Convaincre les hésitants vaccinaux face aux fake news : "Une course sans fin", selon Leila Belkhir

C’est une barre symbolique qui a été atteinte cette semaine : 50% des personnes en âge d’être vaccinées contre le Covid ont reçu une première injection en Wallonie.

"Ce qui est encourageant, c’est que ça augmente, commentait ce matin sur La Première Leila Belkhir, infectiologue aux Cliniques universitaires Saint-Luc. On est encore loin du fameux cut-off de plus ou moins 70%, en comptant à la fois la vaccination et l’immunité naturelle, mais on voit que ça augmente et que depuis quelques semaines maintenant, il y a quand même eu une belle accélération au niveau de la vaccination. Donc, ça, c’est plutôt favorable. Ce qui l’est moins, c’est quand on regarde le baromètre qui est fait par le groupe Psychologie et Corona. On voit qu’il y a quand même encore un nombre de personnes hésitantes qui le restent et pour lesquelles il va falloir continuer à bien informer pour essayer de comprendre où se situe l’hésitation vaccinale et pouvoir expliquer que la vaccination est vraiment un enjeu clé du moment".

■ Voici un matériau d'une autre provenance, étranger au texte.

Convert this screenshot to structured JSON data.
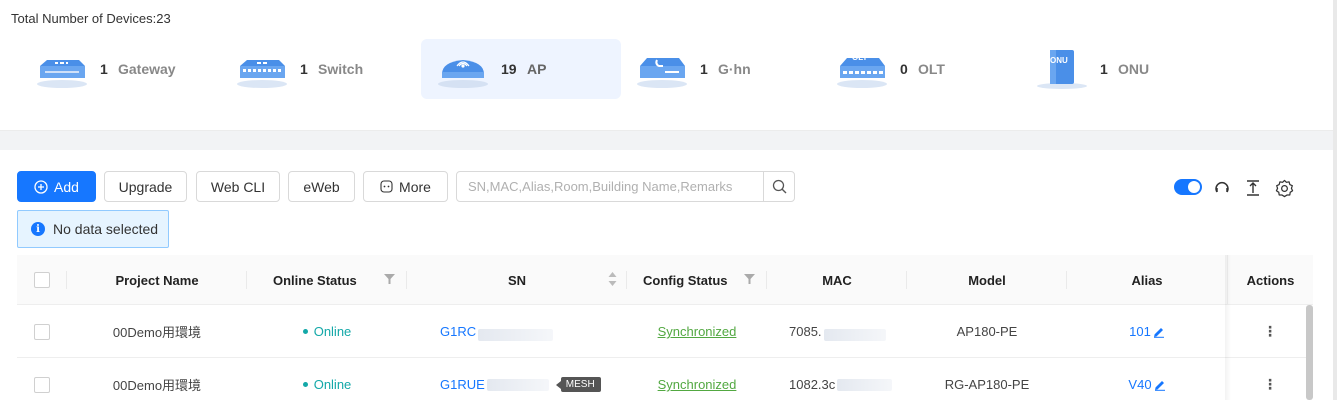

Comment faire ? "Nous sommes nombreux à faire beaucoup de séances d’information pour expliquer vraiment en quoi consiste la vaccination, pourquoi ça a été si vite de trouver le vaccin contre le Covid, etc. Je crois qu’il faut vraiment essayer de faire intervenir à la fois des acteurs du milieu médical, mais également des acteurs plutôt locaux qui peuvent aussi répondre aux questions que se posent les personnes qui hésitent".

Dans les personnes qui hésitent, il y a selon l’infectiologue un peu de tout : "Il y a des personnes — et heureusement, c’est une minorité — qui sont réellement contre la vaccination de façon générale, que ce soit le vaccin Covid ou les autres vaccins. Et puis, il y a les personnes qui ont peur et qui hésitent parce qu’il y a aussi énormément de fake news et de fausses informations qui circulent sur les réseaux sociaux. C’est donc un peu une course sans fin. Quand on essaye de délivrer une information correcte, il y a quasi tous les jours une nouvelle fausse rumeur qui circule et qui se propage très, très rapidement sur les réseaux sociaux. Et après, il y a les personnes qui se posent des questions tout à fait légitimes. Et quand on leur apporte une information cohérente, avec toutes les limites que l’on peut avoir, mais vraiment avec les informations qu’on a, c’est toujours très gai de voir qu’il y a des personnes qui se disent 'OK, maintenant, je comprends, et oui, je vais me faire vacciner' ".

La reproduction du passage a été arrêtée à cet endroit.